I was born into an Irish family in Coventry in 1985 and grew up in Stivichall and Earlsdon, going to St Thomas More’s and Bishop Ullathorne, where I was regularly picked last for PE on account of my awful footballing skills. I started training to join the Royal Marines whilst I was at school, and after several medicals I was told my eyesight wasn’t good enough and that I’d need corrective surgery. That, plus the fact that I didn’t get the grades I wanted at A-level, meant that I ended up taking a gap year so I could fund the surgery.
I followed my old man into the family trade of building pools, which his dad had started doing when he moved the family over in the 60s. It was gruelling manual labour but I’ll never forget the satisfaction of seeing what I’d managed to build over the course of each day. I did night courses at the Butts College to get the grades to get into uni, in case surgery was no longer an option for my eyes. As it happens, more medicals followed and by that point they told me I’d need to wait until I was a few years older and had done more tests on my eyes. So, up North I went.
I studied War & Security Studies at The University of Hull. I wanted something vocational and they had a Royal Naval Reserve base there where you could join even if you had poor eyesight, so I did that. I loved my time in the RNR and got to experience a bit of the military career I had always dreamed of and got promoted pretty quick, too. Whilst in Hull, I got heavily involved in local volunteering and eventually ran for president of the student union, which I did for a year. I later served on the board of the NUS, where I pushed for accessible and lifelong education, and fought against higher tuition fees, before winning an internship in Parliament.
After graduating, I worked in marketing and public affairs whilst I earned the money for the eye surgery, which I eventually had. By that point, my eyes were still so bad that a military career was no longer an option and, having by that point seen first hand how politics can improve people’s lives, I decided to redirect my energies into that. At the 2010 General Election, in the midst of the Expenses Scandal, I ran a campaign across the Midlands to get all candidates to commit to being more honest and open with the public. After that, Parliament itself set up a new outreach service to engage with the public and I was one of the first people brought in to lead engagement across the region.

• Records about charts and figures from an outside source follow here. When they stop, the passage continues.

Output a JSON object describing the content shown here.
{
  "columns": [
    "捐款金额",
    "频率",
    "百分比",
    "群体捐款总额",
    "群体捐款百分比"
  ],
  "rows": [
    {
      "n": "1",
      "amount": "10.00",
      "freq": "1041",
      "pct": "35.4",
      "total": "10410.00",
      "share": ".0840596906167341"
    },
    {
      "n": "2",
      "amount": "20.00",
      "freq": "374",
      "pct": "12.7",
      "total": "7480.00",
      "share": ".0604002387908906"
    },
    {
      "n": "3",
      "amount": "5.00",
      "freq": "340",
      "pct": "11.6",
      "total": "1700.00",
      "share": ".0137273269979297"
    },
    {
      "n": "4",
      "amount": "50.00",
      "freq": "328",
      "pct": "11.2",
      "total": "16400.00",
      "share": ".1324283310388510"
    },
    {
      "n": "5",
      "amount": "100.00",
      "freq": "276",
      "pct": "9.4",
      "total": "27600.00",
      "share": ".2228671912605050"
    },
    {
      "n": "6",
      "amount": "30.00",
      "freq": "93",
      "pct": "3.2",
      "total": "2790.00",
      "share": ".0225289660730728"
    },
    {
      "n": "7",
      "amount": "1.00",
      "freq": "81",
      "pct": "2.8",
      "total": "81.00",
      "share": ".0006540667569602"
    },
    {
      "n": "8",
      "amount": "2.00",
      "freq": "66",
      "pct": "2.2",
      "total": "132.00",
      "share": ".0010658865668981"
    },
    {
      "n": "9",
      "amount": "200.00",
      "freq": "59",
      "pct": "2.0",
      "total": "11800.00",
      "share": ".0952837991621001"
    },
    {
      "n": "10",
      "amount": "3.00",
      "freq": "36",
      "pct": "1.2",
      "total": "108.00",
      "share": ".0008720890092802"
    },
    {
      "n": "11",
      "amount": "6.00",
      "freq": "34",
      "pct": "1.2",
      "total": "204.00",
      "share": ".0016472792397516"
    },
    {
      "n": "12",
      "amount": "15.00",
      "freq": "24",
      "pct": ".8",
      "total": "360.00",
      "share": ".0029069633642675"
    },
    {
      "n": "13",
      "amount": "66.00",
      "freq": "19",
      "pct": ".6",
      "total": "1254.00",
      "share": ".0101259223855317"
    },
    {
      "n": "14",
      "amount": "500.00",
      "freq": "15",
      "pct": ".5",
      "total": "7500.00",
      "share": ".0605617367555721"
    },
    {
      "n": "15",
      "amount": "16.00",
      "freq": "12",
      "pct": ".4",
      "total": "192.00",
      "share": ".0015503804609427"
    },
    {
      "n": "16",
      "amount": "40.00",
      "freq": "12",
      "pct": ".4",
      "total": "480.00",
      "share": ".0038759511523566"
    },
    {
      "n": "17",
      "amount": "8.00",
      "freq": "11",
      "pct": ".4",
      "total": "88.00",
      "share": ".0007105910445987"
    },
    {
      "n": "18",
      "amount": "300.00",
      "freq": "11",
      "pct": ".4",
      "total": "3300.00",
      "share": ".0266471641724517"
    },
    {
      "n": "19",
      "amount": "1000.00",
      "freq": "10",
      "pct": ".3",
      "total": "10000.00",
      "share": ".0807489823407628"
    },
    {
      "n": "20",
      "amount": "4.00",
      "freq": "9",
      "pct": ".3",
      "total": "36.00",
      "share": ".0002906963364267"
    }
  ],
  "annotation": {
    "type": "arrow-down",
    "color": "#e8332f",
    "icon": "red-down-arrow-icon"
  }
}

A big part of that job involved teaching the public how Parliament works, how laws are made and what makes politicians tick; but without the partisan spin. That gave be an appetite to do more, particularly to engage young people in politics and policymaking, in the UK and globally. So I set up my own company, a social enterprise, committed to getting more young people involved and we ended up hosting summits around the world and engaging with real world leaders. During this time I was elected as Vice-Chair of the British Youth Council, which included lobbying for stronger measures to protect young people from cyber-bullying and championing the rights of 16 and 17 year olds to vote, something I still passionately believe in.
As someone who has campaigned against global poverty for years, and who believes that Britain should be a responsible leader in the world, I decided to move my career in that direction, so I went to work for the Global Poverty Project and then for Bond, the UK body that represents charities working in the developing world. Here, I helped push through the law that ensured the UK kept its promises to the world’s most vulnerable people, whilst improving our own standing in the world. After that, I became the first full-time director of the Rising Global Peace Forum in Coventry, where I brought together different people to discuss different ways of securing peace.
I was raised in a family that values knowing where you come from and being decent to people you meet along your way. I have two sisters and one brother, fantastic parents and more uncles, aunts and cousins than I can count. My mum helps people with special needs and disabilities to get by in life, and my dad is a small business owner who has pushed his body to the limit to provide for his family. I have a wonderful wife, who is Italian, and we worry deeply about the longterm affects of short-sighted politics and what could happen if Theresa May doesn’t consider ordinary families when she rushes Brexit. Our two boys are the centre of my entire life and, now that I’m a dad, I’ve never been more invested in ensuring that the society they grow up in is one where the people who make the rules, follow the rules. So, you’ll see that I’ve been all over the place. When I was young, I didn’t set out to get into politics and I’ve never been interested in climbing the greasy pole. I didn’t fall in love with politics, I was pushed. And now I’m ready to jump into something bigger, in the hope that I can help more people. I will only ever serve the people of this this constituency, which I am proud to call my home. It’s time Labour and the Conservatives stopped taking Coventry for granted. That’s why Coventry North West deserves an MP who is loyal, local and looking out for you.